Now we know that the fear of the Lord is the beginning of wisdom. And we will have more to say about that later in our study. For now, we will begin with the first verse and work our way through the book. The verses are not in any chronological order because every verse or every few verses contain stand-alone truths that can be considered on their own.
“The proverbs of Solomon the son of David, king of Israel; To know wisdom and instruction; to perceive the words of understanding; To receive the instruction of wisdom, justice, and judgment, and equity; To give subtilty to the simple, to the young man knowledge and discretion.”
This is our purpose:
1) know wisdom and instruction,
2) to take note of and recognize words of understanding,
3) to be taught by and learn from wisdom, justice and judgment
4) to develop an evenhanded impartiality in the way we judge any matte
5) to gain a more refined manner of articulating wisdom to others
6) to again knowledge and discretion in all the ways we live and steward our works and behavior.

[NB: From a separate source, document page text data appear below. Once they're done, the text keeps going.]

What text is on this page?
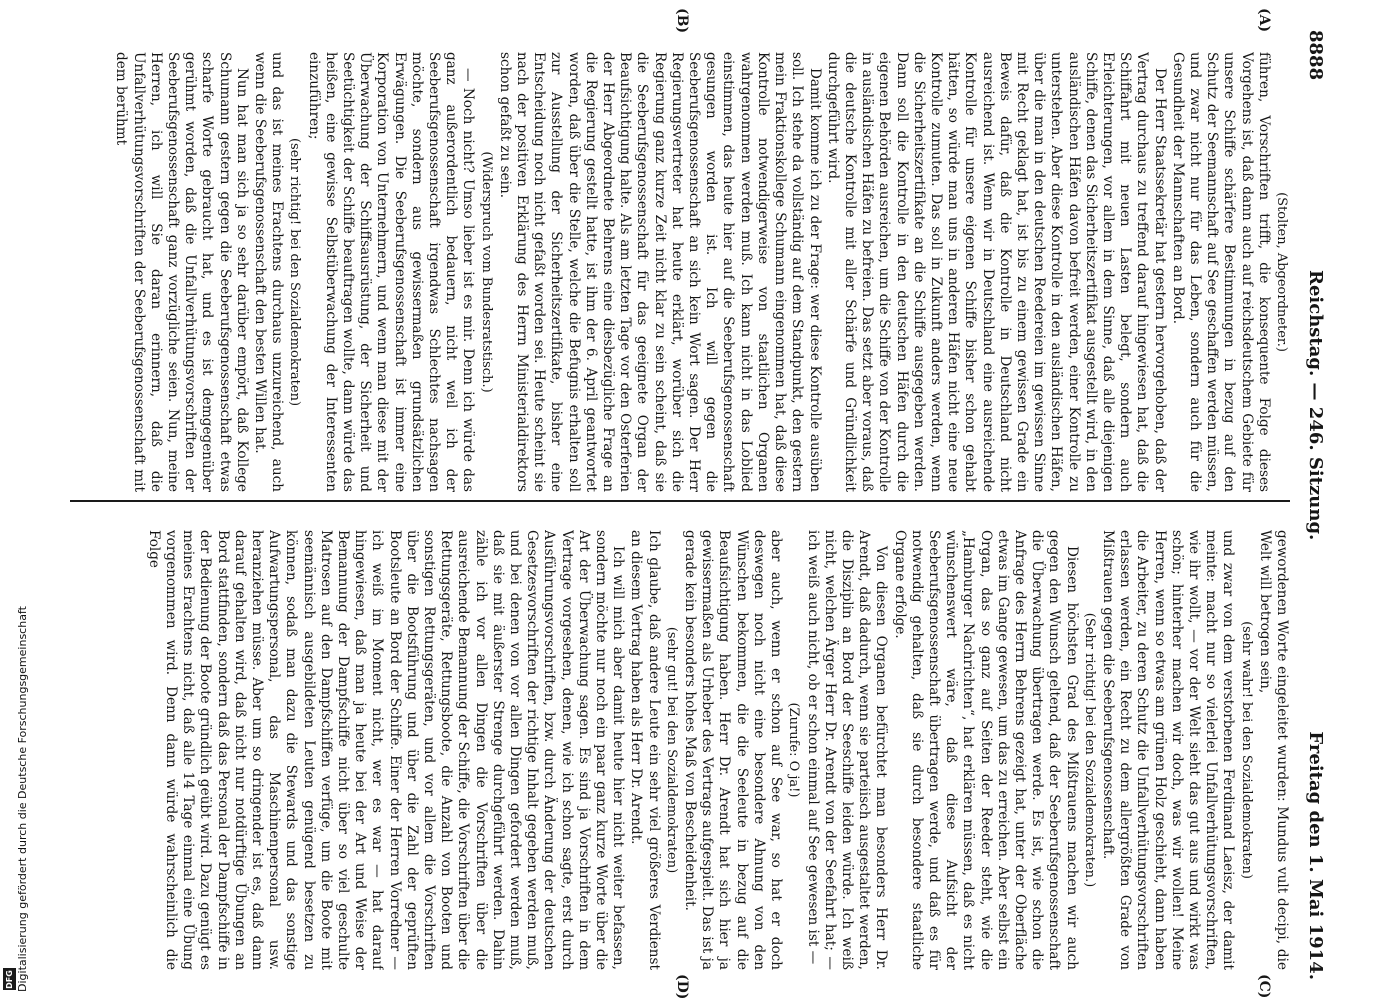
8888
Reichstag. — 246. Sitzung.
Freitag den 1. Mai 1914.
(A)
(B)
(C)
(D)

(Stolten, Abgeordneter.)

führen, Vorschriften trifft, die konsequente Folge dieses Vorgehens ist, daß dann auch auf reichsdeutschem Gebiete für unsere Schiffe schärfere Bestimmungen in bezug auf den Schutz der Seemannschaft auf See geschaffen werden müssen, und zwar nicht nur für das Leben, sondern auch für die Gesundheit der Mannschaften an Bord.

Der Herr Staatssekretär hat gestern hervorgehoben, daß der Vertrag durchaus zu treffend darauf hingewiesen hat, daß die Schiffahrt mit neuen Lasten belegt, sondern auch Erleichterungen, vor allem in dem Sinne, daß alle diejenigen Schiffe, denen das Sicherheitszertifikat ausgestellt wird, in den ausländischen Häfen davon befreit werden, einer Kontrolle zu unterstehen. Aber diese Kontrolle in den ausländischen Häfen, über die man in den deutschen Reedereien im gewissen Sinne mit Recht geklagt hat, ist bis zu einem gewissen Grade ein Beweis dafür, daß die Kontrolle in Deutschland nicht ausreichend ist. Wenn wir in Deutschland eine ausreichende Kontrolle für unsere eigenen Schiffe bisher schon gehabt hätten, so würde man uns in anderen Häfen nicht eine neue Kontrolle zumuten. Das soll in Zukunft anders werden, wenn die Sicherheitszertifikate an die Schiffe ausgegeben werden. Dann soll die Kontrolle in den deutschen Häfen durch die eigenen Behörden ausreichen, um die Schiffe von der Kontrolle in ausländischen Häfen zu befreien. Das setzt aber voraus, daß die deutsche Kontrolle mit aller Schärfe und Gründlichkeit durchgeführt wird.

Damit komme ich zu der Frage: wer diese Kontrolle ausüben soll. Ich stehe da vollständig auf dem Standpunkt, den gestern mein Fraktionskollege Schumann eingenommen hat, daß diese Kontrolle notwendigerweise von staatlichen Organen wahrgenommen werden muß. Ich kann nicht in das Loblied einstimmen, das heute hier auf die Seeberufsgenossenschaft gesungen worden ist. Ich will gegen die Seeberufsgenossenschaft an sich kein Wort sagen. Der Herr Regierungsvertreter hat heute erklärt, worüber sich die Regierung ganz kurze Zeit nicht klar zu sein scheint, daß sie die Seeberufsgenossenschaft für das geeignete Organ der Beaufsichtigung halte. Als am letzten Tage vor den Osterferien der Herr Abgeordnete Behrens eine diesbezügliche Frage an die Regierung gestellt hatte, ist ihm der 6. April geantwortet worden, daß über die Stelle, welche die Befugnis erhalten soll zur Ausstellung der Sicherheitszertifikate, bisher eine Entscheidung noch nicht gefaßt worden sei. Heute scheint sie nach der positiven Erklärung des Herrn Ministerialdirektors schon gefaßt zu sein.

(Widerspruch vom Bundesratstisch.)

— Noch nicht? Umso lieber ist es mir. Denn ich würde das ganz außerordentlich bedauern, nicht weil ich der Seeberufsgenossenschaft irgendwas Schlechtes nachsagen möchte, sondern aus gewissermaßen grundsätzlichen Erwägungen. Die Seeberufsgenossenschaft ist immer eine Korporation von Unternehmern, und wenn man diese mit der Überwachung der Schiffsausrüstung, der Sicherheit und Seetüchtigkeit der Schiffe beauftragen wollte, dann würde das heißen, eine gewisse Selbstüberwachung der Interessenten einzuführen;

(sehr richtig! bei den Sozialdemokraten)

und das ist meines Erachtens durchaus unzureichend, auch wenn die Seeberufsgenossenschaft den besten Willen hat.

Nun hat man sich ja so sehr darüber empört, daß Kollege Schumann gestern gegen die Seeberufsgenossenschaft etwas scharfe Worte gebraucht hat, und es ist demgegenüber gerühmt worden, daß die Unfallverhütungsvorschriften der Seeberufsgenossenschaft ganz vorzügliche seien. Nun, meine Herren, ich will Sie daran erinnern, daß die Unfallverhütungsvorschriften der Seeberufsgenossenschaft mit dem berühmt

gewordenen Worte eingeleitet wurden: Mundus vult decipi, die Welt will betrogen sein,

(sehr wahr! bei den Sozialdemokraten)

und zwar von dem verstorbenen Ferdinand Laeisz, der damit meinte: macht nur so vielerlei Unfallverhütungsvorschriften, wie ihr wollt, — vor der Welt sieht das gut aus und wirkt was schön; hinterher machen wir doch, was wir wollen! Meine Herren, wenn so etwas am grünen Holz geschieht, dann haben die Arbeiter, zu deren Schutz die Unfallverhütungsvorschriften erlassen werden, ein Recht zu dem allergrößten Grade von Mißtrauen gegen die Seeberufsgenossenschaft.

(Sehr richtig! bei den Sozialdemokraten.)

Diesen höchsten Grad des Mißtrauens machen wir auch gegen den Wunsch geltend, daß der Seeberufsgenossenschaft die Überwachung übertragen werde. Es ist, wie schon die Anfrage des Herrn Behrens gezeigt hat, unter der Oberfläche etwas im Gange gewesen, um das zu erreichen. Aber selbst ein Organ, das so ganz auf Seiten der Reeder steht, wie die „Hamburger Nachrichten“, hat erklären müssen, daß es nicht wünschenswert wäre, daß diese Aufsicht der Seeberufsgenossenschaft übertragen werde, und daß es für notwendig gehalten, daß sie durch besondere staatliche Organe erfolge.

Von diesen Organen befürchtet man besonders Herr Dr. Arendt, daß dadurch, wenn sie parteiisch ausgestaltet werden, die Disziplin an Bord der Seeschiffe leiden würde. Ich weiß nicht, welchen Ärger Herr Dr. Arendt von der Seefahrt hat; — ich weiß auch nicht, ob er schon einmal auf See gewesen ist —

(Zurufe: O ja!)

aber auch, wenn er schon auf See war, so hat er doch deswegen noch nicht eine besondere Ahnung von den Wünschen bekommen, die die Seeleute in bezug auf die Beaufsichtigung haben. Herr Dr. Arendt hat sich hier ja gewissermaßen als Urheber des Vertrags aufgespielt. Das ist ja gerade kein besonders hohes Maß von Bescheidenheit.

(sehr gut! bei den Sozialdemokraten)

Ich glaube, daß andere Leute ein sehr viel größeres Verdienst an diesem Vertrag haben als Herr Dr. Arendt.

Ich will mich aber damit heute hier nicht weiter befassen, sondern möchte nur noch ein paar ganz kurze Worte über die Art der Überwachung sagen. Es sind ja Vorschriften in dem Vertrage vorgesehen, denen, wie ich schon sagte, erst durch Ausführungsvorschriften, bzw. durch Änderung der deutschen Gesetzesvorschriften der richtige Inhalt gegeben werden muß, und bei denen von vor allen Dingen gefordert werden muß, daß sie mit äußerster Strenge durchgeführt werden. Dahin zähle ich vor allen Dingen die Vorschriften über die ausreichende Bemannung der Schiffe, die Vorschriften über die Rettungsgeräte, Rettungsboote, die Anzahl von Booten und sonstigen Rettungsgeräten, und vor allem die Vorschriften über die Bootsführung und über die Zahl der geprüften Bootsleute an Bord der Schiffe. Einer der Herren Vorredner — ich weiß im Moment nicht, wer es war — hat darauf hingewiesen, daß man ja heute bei der Art und Weise der Bemannung der Dampfschiffe nicht über so viel geschulte Matrosen auf den Dampfschiffen verfüge, um die Boote mit seemännisch ausgebildeten Leuten genügend besetzen zu können, sodaß man dazu die Stewards und das sonstige Aufwartungspersonal, das Maschinenpersonal usw. heranziehen müsse. Aber um so dringender ist es, daß dann darauf gehalten wird, daß nicht nur notdürftige Übungen an Bord stattfinden, sondern daß das Personal der Dampfschiffe in der Bedienung der Boote gründlich geübt wird. Dazu genügt es meines Erachtens nicht, daß alle 14 Tage einmal eine Übung vorgenommen wird. Denn dann würde wahrscheinlich die Folge

DFG Digitalisierung gefördert durch die Deutsche Forschungsgemeinschaft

All these are the rewards of gaining wisdom.
“A wise man will hear, and will increase learning; and a man of understanding shall attain unto wise counsels…” Proverbs 1:5
We begin with this foundational truth that to be wise we must be willing to hear and to learn wisdom. It would seem self-evident but it is not. Many people determine the measure of wisdom within themselves and then seek affirmation from those they also think to be wise, but not to be instructed by them or corrected in their thinking. They only want approval that they are as wise s they think they are.
The rich young ruler that came to Jesus was such a person. He had indeed been diligent in studying the Law off Moses and in carrying out its commands, but he lacked something. He didn’t know what it was, but he sensed there was something missing.

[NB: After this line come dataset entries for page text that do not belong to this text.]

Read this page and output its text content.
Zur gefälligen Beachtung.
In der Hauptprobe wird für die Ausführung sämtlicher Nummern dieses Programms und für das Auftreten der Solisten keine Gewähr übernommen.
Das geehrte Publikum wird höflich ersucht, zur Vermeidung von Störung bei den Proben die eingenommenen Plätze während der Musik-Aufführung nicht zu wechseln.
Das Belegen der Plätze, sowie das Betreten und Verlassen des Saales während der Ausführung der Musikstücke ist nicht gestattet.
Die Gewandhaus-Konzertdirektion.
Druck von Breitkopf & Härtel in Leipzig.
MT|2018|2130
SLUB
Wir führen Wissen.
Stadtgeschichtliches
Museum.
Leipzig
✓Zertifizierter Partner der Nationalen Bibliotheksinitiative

So, he came to Jesus for an answer, however, when he got the answer he was not willing to receive it so he went away, the Scriptures tell us, sorrowful for he had great possessions. He believed that all of his diligent adhering to the law had resulted in his great wealth and acquisition of stuff. He wanted Jesus to commend him and affirm his good works, but Jesus told him he lacked something. He needed to go his way, sell all he had and give to the poor. What wisdom was trying to teach him was that he lacked the heart of generosity and compassion that would bring him eternal life.
He needed to sell all that he had and give to the poor. That was the answer to his question, that his what he asked to know, but he didn’t want to exercise the wisdom to attain it. He probably thought by giving to the poor he would then, become poor and be left with nothing. So, he went away sorrowful.
What he would have discovered if he had been obedient to the instruction of the Good Teacher, he would have gained more than he could have ever imagined, because his giving would have resulted in him receiving multiplied blessings. Long before it was written he would have experienced what is written for us in Luke 6:38 and 2 Corinthians 9:6-15.
Giving results in receiving and abundant giving results in abundant receiving.
So the first lesson is to be willing to hear and to heed instruction. On the face of it we might think it’s not what we want to do, but the wisdom from above, like all spiritual things, must be received by faith first then the reward comes after obedience. The choice is always ours to hear, to believe and then to receive. This is the pathway of wisdom.